What: 50 Partners is a Paris-based accelerator program that matches startups with its curated list of 50 entrepreneurs (the "partners") who provide life-long guidance and advice to the founders as they develop the idea.
Jérome Masurel founded 50 Partners in 2012 as an antidote to his previous experience with accelerators, which he believed were too focused on their own goals and missions rather than serving the founders who participated. To better serve entrepreneurs, the 50 Partners has recruited entrepreneurs from some of France's top startups (BlaBlaCar, Showroomprivée, Leboncoin, Dataiku, Talentsoft, etc.) who have different fields of expertise (finance, product development, sales & marketing, etc.).
Those partners help 50 Partners select just a few startups each year out of thousands of candidates. Those chosen get a bespoke experience. They are paired with a few relevant partners, with 50 Partners acting as a kind of matchmaker and facilitator. Those mentor-partners, in turn, take shares in the startups they work with, but the accelerator itself does not.
"We decided that the shares are not for us," Masurel said. "The capital is for the mentors, for the partners. That's very different and it's very original. It's a little less interesting financially, but it allows us to bring together people of very, very high quality and to have a very strong commitment from these people. Our job is to transform their expertise into project capital."
The Founder: Masurel had worked for incubators in London during the dot-com boom. They all went kaput because their business model was based on getting equity in their startups, and when the bubble burst they were left holding an empty bag. From there, Masurel went on to work with investment funds until deciding to create 50 Partners in 2012.
"It's really important to have a stable business model, that's solid, and that allows you to support projects over the long term, whatever happens," he said.
Themes: When 50 Partners launched, its main theme was digital businesses. Since then, it's added three verticals: Impact six years ago (environment, social issues, circular economy, etc.); HealthTech three years ago; and Web 3 about 9 months ago.
How It Works: The accelerator actually has 50 Partners for each of the 4 verticals. And each vertical accepts on average 6 to 8 projects per year, for an average of 25 new projects annually.
50 Partners has a full-time team of 30 analysts and experts who will study between 1,500 and 2,000 projects over the course of a year in each category. While a few applications might trickle in, the team primarily reaches out to startups it hears about via its network or comes recommended by one of its entrepreneur-partners.
That initial number is winnowed quickly to 500 which get closer looks, and then down to 50 which go through more intensive due diligence. The partners in each category are part of the evaluation process, helping to cull until just a handful are still standing.
This gets to the core value proposition of 50 Partners. Rather than bringing in lots of startups and giving them a little attention for a few months, 50 Partners brings in a small number and works with each one intensively for long periods that can extend well past the official 3-year program. In some cases, the accelerator has been working with certain startups for 9 years.
"We can concentrate all our resources on these projects," Masurel said. "It's a pretty unique model that allows us to help them succeed. We think it's very important to be a long-term partner because it takes time to create a good startup. You can't do it in three months or six months."

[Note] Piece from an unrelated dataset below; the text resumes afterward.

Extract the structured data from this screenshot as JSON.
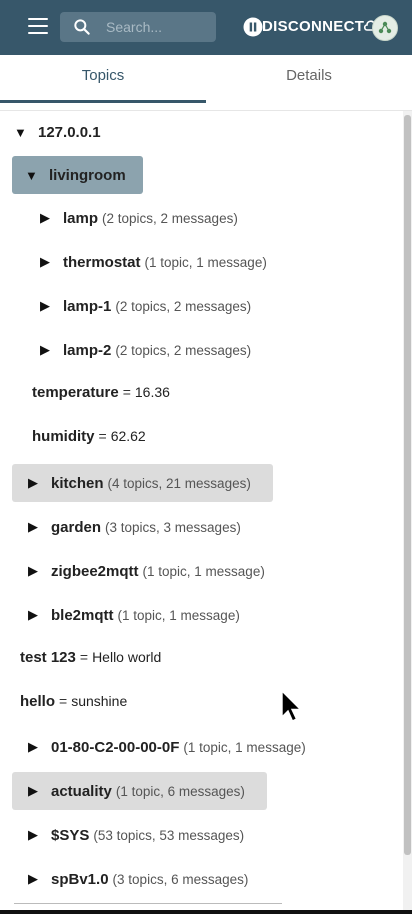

That work over time can include product development, strategic planning, forging partnerships, hiring lawyers and accountants, recruiting, and so on. And when the time comes, 50 Partners will help with fundraising.
"We're solution architects," Masurel said. "We know the projects and the problems they face. And we know the partners and the expertise they represent. So we match our partners' needs all year round. For example, a start-up wanting to study a development project in Asia: We know which of our partners have had this experience in the past and we'll be able to connect them."
Number of Startups: 50 Partners has taken on 120 startups since its founding, and Masurel said only 6 or 7 have shut down.
"The success rate is very high because I think we manage to make a big impact with the projects we do," he said.
Size of Investments: In addition to the accelerator program, 50 Partners has also created investment funds to co-invest with the most promising startups. While some of the entrepreneur-partners might invest as Business Angels into the startups they work with, putting money into the funds also allows them to invest across all 50 Partners startups that raise money.
So far, 50 Partners is managing about €50 million in investment vehicles for digital and impact startups. It hasn't yet created funds for HealtTech or Web 3. When it does invest, it only invests about 10% to 15% in a given round.
- ProcessOut (acquired by Checkout.com in 2020)
- The Guarantors, risk and financial solutions for the real estate ecosystem: Raised $87.8 million (inc. debt)
- DataDome, AI powered SaaS bot protection solution for e-commerce and classifieds sites: Raised $80.9 million
- Selency, a community platform specializing in pre-owned furniture and decor items: Raised $57.8 million
- Omie & Cie, a food supply transparency platform: Raised $17.6 million
What they bring to the table: Startups selected get office space. They also can get plugged into 50 Partners' international networks. Then there is also the "50 Friends" ecosystem which includes 250 executives from large corporations, scale-ups, investors, and a variety of other business executives. They also get to participate in 50 Partners' annual pitch conference.